We will aggressively and strategically continue to acquire products as well as companies that have advanced technologies. We will also consider forming strategic alliances with such companies and implementing joint research with external institutions to expand our product portfolio and enhance our technical capacity.
In the neurology area, we aim to develop new drugs for the treatment of neurodegenerative diseases such as Alzheimer's disease, and make steady progress on research of other diseases in the central nervous system area that include epilepsy and neuropathic pain.

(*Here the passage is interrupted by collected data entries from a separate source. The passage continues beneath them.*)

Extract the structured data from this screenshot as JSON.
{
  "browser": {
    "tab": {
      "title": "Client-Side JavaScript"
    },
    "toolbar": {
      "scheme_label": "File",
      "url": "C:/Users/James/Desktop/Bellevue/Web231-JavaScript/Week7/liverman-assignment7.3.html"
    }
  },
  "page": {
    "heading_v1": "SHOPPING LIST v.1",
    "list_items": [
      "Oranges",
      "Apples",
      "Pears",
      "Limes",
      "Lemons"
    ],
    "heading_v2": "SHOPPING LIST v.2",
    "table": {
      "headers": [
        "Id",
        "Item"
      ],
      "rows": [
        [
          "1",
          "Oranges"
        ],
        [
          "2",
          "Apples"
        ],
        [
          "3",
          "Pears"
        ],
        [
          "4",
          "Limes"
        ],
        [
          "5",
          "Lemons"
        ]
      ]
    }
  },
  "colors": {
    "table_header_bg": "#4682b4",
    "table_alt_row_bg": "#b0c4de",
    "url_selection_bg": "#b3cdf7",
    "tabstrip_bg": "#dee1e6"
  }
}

For Alzheimer's disease, in particular, we will expedite research and development with multiple approaches that include the development of low-molecular chemical compounds, immunotherapy with antibody drugs or vaccines, and causative gene research to seek a causal therapy for the disease.
Through multiple approaches, we are striving for the development of a wide variety of anti-cancer drugs, including low molecular compounds that hinder proliferation of cancer cells or inhibit angiogenesis, antibody drugs, and therapeutic DNA vaccines. In addition, we are expanding our portfolio in supportive care medication for patients with cancer. We will expedite proactively the research and development in the oncology area.

The Company has defined its R&D activities as “Product Creation” and is shifting to a new organization to promote product creation.
The new system consists of the Production Creation Units (PCUs), the Core Function Units (CFUs), and the CEO office.
The PCUs, which comprise six units, such as oncology, neurology, etc., take full responsibility for conducting the series of processes ranging from discovery of innovative drug candidates through NDA filing and obtaining approval. The CFUs, which also comprise six units, such as CMC, DMPK/TOX, etc., take full responsibility for obtaining or maintaining world-class functional capabilities in the core functions of preclinical and clinical operations, technology, and regulatory affairs as well as promoting new drug development as an equal partner to the PCUs. A total of 13 units, including the KAN Research Institute (Hyogo Prefecture), which specializes in life science research that is fundamental for drug discovery as well as in antibody research, make up the framework for interactive and collaborative work to create new products. The CEO office is responsible for Product Creation Structure, Corporate Portfolio Management, and milestone review.
With the new framework, the Company aspires to become more patient-oriented in product creation.
The objective of the Company is to understand the emotions and realities of patients as well as to improve the quality of life of patients for both apparent and latent problems by providing innovative treatments. To that end, the Company is building an organization with clear responsibilities in an autonomous environment that is specialized in each disease or technology to encourage a sense of ownership and motivate employees to increase their productivity and efficiency. Under the new framework, the Company aims for early creation of novel, innovative drugs for unmet medical needs or that improve the quality of life of patients.